Ready for Hillary raised its money from more than 33,000 Americans, with 98 percent of donors giving $100 or less. Most of the funds were raised in the second half of the year at events held around the country to rally support for Clinton. In a statement, Ready for Hillary executive director Adam Parkhomenko said the group exceeded its fundraising goals for the year, calling the organization and its support “unprecedented.”
“We will continue to build capacity across the country to put Hillary in the strongest position possible should she decide to run,” he said.
During an interview with Barbara Walters on her ABC special profiling the 10 Most Fascinating People of 2013, Clinton, 66, said she hadn’t made up her mind about running and expects to decide later this year.
“It’s such a difficult decision, and it’s one that I’m not going to rush into . . . and I don’t think we should be looking at the next election,” Clinton said. “We should be looking at the work that we have today.

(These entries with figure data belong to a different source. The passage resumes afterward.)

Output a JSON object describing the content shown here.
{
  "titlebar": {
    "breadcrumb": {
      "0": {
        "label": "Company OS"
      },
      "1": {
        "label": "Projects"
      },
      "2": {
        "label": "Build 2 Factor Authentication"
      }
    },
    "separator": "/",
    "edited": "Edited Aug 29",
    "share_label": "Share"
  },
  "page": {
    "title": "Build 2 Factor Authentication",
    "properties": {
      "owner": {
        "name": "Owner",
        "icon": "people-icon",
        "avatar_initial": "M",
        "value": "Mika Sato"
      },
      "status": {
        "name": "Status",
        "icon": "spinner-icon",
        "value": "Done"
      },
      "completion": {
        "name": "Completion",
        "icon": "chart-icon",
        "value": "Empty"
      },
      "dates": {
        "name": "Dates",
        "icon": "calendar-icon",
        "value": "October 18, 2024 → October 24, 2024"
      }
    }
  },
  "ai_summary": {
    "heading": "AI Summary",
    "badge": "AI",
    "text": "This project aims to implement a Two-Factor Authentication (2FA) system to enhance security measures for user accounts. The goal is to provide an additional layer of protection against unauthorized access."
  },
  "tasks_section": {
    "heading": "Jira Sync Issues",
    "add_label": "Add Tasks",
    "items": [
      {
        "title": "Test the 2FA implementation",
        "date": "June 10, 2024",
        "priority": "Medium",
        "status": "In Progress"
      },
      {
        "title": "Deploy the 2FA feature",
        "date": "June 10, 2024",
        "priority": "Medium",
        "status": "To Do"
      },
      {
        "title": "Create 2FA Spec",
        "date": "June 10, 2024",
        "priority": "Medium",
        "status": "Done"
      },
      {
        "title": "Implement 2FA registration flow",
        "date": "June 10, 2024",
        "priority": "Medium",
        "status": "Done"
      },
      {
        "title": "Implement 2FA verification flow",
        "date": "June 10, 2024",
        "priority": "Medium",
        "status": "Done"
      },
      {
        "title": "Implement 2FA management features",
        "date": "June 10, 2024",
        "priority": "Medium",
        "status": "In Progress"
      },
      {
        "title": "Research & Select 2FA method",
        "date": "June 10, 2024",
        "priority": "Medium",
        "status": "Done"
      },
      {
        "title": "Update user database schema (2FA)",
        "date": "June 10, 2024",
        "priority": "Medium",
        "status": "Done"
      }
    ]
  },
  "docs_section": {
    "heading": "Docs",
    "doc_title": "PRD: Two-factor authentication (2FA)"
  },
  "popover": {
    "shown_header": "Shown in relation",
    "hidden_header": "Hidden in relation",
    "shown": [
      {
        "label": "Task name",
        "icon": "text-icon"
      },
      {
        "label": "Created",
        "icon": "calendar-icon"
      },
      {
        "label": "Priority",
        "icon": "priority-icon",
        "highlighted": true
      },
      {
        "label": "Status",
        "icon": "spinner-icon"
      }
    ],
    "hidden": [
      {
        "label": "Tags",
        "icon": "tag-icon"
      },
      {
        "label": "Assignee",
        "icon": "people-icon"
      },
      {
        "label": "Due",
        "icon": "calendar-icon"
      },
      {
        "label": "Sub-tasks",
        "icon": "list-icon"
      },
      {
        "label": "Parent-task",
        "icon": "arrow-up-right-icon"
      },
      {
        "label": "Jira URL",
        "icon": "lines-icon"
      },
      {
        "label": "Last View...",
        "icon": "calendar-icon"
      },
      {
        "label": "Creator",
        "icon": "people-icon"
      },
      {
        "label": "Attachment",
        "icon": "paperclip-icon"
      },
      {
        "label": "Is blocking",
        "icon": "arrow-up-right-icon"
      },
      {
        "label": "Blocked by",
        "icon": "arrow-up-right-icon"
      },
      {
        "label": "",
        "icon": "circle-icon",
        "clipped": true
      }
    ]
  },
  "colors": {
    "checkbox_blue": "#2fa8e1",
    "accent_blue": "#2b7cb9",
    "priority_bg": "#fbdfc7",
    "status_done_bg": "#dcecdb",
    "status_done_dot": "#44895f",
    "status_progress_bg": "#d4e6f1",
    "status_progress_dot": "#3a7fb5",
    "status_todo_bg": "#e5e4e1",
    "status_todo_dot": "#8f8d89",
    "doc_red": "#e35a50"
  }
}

Our unemployment rate is too high. We have people getting kicked off food stamps who are in terrible economic straits. Small business is not getting credit. I could go on and on, so I think we ought to pay attention to what’s happening right now.”
Clinton has spoken out on a number of issues, such as endorsing same-sex marriage, lamenting the Supreme Court decision on the Voting Rights Act, and urging Congress to rewrite the nation’s immigration laws.
“By talking about those issues, she is . . . inserting herself in the conversation,” Maria Cardona, a former Clinton spokeswoman in 2008 who now works at Dewey Square Group, a public affairs firm, told the Miami Herald.
“The Democrats’ 2016 front-runner is in hiding,” America Rising, a conservative opposition research group, wrote in November. “That demonstrates just how weak her party’s current political position is and underscores that Hillary, more than anything, is a political animal.”
If Clinton does decide to run, right now she seems to be a virtual shoo-in for the nomination. She has a more than 5-to-1 advantage over her nearest rival, according to a recent McClatchy-Marist poll, even thoroughly eclipsing Vice President Joe Biden.